Backrooms: La sorprendente transformación de una creepypasta en una experiencia de terror absorbente, perturbadora e imposible de ignorar
La historia se centra en una misteriosa anomalía que abre la puerta hacia una dimensión imposible que esta oculta más allá de la realidad conocida en la que Clark (Chiwetel Ejiofor) un dueño de una inmobiliaria que se la pasa batallando contra el alcoholismo, queda atrapado junto a otras personas en los Backrooms, un interminable laberinto de pasillos amarillos, habitaciones vacías y espacios que parecen desafiar las leyes del tiempo y sin señales claras de salida, deberán adentrarse cada vez más en este mundo desconocido mientras intentan comprender qué es ese lugar y cómo escapar de él.

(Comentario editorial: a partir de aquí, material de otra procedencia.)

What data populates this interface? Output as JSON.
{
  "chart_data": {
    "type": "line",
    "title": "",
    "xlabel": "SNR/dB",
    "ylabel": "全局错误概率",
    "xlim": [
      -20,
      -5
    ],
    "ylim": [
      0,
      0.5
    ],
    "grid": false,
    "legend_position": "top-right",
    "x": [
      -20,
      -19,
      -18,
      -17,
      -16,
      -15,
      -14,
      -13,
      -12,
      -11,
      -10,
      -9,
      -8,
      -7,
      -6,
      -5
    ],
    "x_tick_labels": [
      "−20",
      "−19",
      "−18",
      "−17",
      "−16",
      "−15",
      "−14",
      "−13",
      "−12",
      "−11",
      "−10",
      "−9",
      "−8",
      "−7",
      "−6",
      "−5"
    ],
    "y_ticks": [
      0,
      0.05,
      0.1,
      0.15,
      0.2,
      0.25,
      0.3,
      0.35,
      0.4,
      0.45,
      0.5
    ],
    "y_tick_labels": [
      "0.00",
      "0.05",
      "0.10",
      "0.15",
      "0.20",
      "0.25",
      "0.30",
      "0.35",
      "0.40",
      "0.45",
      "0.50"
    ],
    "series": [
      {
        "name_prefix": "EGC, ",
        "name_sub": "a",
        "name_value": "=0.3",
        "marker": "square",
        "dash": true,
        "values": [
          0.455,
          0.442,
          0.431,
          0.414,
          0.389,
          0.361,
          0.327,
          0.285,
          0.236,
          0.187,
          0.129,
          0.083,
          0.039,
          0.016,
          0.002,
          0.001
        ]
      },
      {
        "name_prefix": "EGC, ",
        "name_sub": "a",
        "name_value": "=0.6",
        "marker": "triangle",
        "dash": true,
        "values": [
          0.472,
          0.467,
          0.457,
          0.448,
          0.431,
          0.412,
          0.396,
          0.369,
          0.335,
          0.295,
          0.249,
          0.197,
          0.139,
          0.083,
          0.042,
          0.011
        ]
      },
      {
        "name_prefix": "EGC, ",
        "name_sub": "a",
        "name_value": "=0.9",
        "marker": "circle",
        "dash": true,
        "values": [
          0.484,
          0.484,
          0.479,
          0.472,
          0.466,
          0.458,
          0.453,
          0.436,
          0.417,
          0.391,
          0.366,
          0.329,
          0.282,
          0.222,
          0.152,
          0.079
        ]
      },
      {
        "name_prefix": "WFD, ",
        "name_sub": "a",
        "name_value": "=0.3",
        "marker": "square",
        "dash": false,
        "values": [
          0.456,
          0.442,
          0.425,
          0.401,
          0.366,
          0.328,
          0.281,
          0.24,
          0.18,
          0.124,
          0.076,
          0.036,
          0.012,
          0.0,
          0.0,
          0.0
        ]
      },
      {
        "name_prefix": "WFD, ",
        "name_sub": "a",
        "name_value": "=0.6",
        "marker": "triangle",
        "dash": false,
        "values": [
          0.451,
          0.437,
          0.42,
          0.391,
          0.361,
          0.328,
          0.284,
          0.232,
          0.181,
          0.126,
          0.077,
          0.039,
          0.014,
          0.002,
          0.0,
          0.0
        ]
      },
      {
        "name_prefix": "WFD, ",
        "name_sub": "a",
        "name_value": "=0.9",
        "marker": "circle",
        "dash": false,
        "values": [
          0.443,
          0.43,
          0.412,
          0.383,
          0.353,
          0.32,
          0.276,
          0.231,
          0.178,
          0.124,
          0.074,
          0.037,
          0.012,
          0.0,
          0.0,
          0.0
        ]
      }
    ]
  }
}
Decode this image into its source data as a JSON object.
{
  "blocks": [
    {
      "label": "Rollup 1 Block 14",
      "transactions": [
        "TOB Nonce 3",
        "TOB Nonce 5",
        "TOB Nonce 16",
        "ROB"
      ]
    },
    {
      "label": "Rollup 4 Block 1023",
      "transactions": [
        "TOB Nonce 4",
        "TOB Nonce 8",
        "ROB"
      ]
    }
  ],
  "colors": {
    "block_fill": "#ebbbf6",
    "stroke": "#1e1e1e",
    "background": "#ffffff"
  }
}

Lo más sorprendente de Backrooms es que consigue tomar una idea extremadamente sencilla y transformarla en una de las experiencias de terror más memorables del año ya que pese a no contar con una historia particularmente compleja ni presentar grandes revelaciones argumentales o incluso desarrollar una mitología demasiado profunda, entiende perfectamente cuáles son sus fortalezas para construir toda su identidad alrededor de ellas, convirtiendo una simple creepypasta en una propuesta sólida y cinematográfica.
El guion es su aspecto más irregular porque la historia cumple con su propósito de llevar a los personajes a través de esta pesadilla interminable pero rara vez alcanza un nivel de profundidad capaz de dejar una huella duradera una vez terminada la película ya que los personajes funcionan correctamente dentro de la narrativa, aunque no poseen un desarrollo especialmente complejo y en más de una ocasión da la impresión de que la trama existe principalmente para conectar situaciones y escenarios antes que para construir un relato.
Sin embargo, lo interesante es que esa misma simplicidad termina convirtiéndose en una de sus mayores virtudes puesto que Backrooms comprende que intentar explicar demasiado su mundo o construir una trama excesivamente elaborada habría reducido gran parte del misterio que hace tan inquietante a su concepto, de hecho, en lugar de ello, apuesta por la incertidumbre, la sensación constante de no comprender completamente qué está ocurriendo y dejar que completes muchos de los vacíos por ti mismo.
Con base en ello, es donde la película encuentra su verdadera identidad porque más que una historia tradicional de terror, Backrooms funciona como una experiencia inmersiva diseñada para provocar ansiedad, desorientación e incomodidad, ósea, desde los primeros minutos establece una sensación de tensión constante que apenas desaparece en donde los interminables pasillos amarillos, las habitaciones vacías iluminadas por fluorescentes y los espacios imposibles generan una atmósfera tan opresiva que termina enganchándote.
La dirección del filme merece una mención especial porque cada encuadre transmite vulnerabilidad, cada silencio aumenta la sensación de aislamiento y cada nuevo espacio parece desafiar las reglas de la lógica, la película entiende que el verdadero terror de este universo no son necesariamente las criaturas que puedan habitarlo, sino la idea de quedar atrapado para siempre en un lugar que no tiene sentido, donde cada puerta conduce a más incertidumbre y donde la realidad parece desmoronarse lentamente.
Además, el aspecto visual y el trabajo sonoro es fundamental para que la experiencia funcione tan bien porque el constante zumbido de las luces, los ecos lejanos, los espacios vacíos y la ausencia de puntos de referencia, crean una sensación de incomodidad casi permanente que se te queda clavada en tu mente, sin olvidar que de manera perfecta, explota algunos de los temores más universales del ser humano como el miedo a perderse, a estar solo, a no encontrar una salida, a no comprender el entorno que nos rodea o a enfrentarse a algo que escapa completamente de la lógica
En definitiva, Backrooms es la materialización de una pesadilla colectiva que demuestra que el terror más efectivo nace de aquello que desafía nuestra comprensión y nos obliga a enfrentarnos a lo desconocido porque a través de una atmósfera absorbente, opresiva y profundamente inquietante que convierte cada pasillo en una amenaza y cada silencio en una fuente de tensión, nos da una experiencia tan claustrofóbica como fascinante, capaz de transformar una simple leyenda de internet en una obra que captura la incertidumbre, el aislamiento y la sensación de estar atrapados sin salida.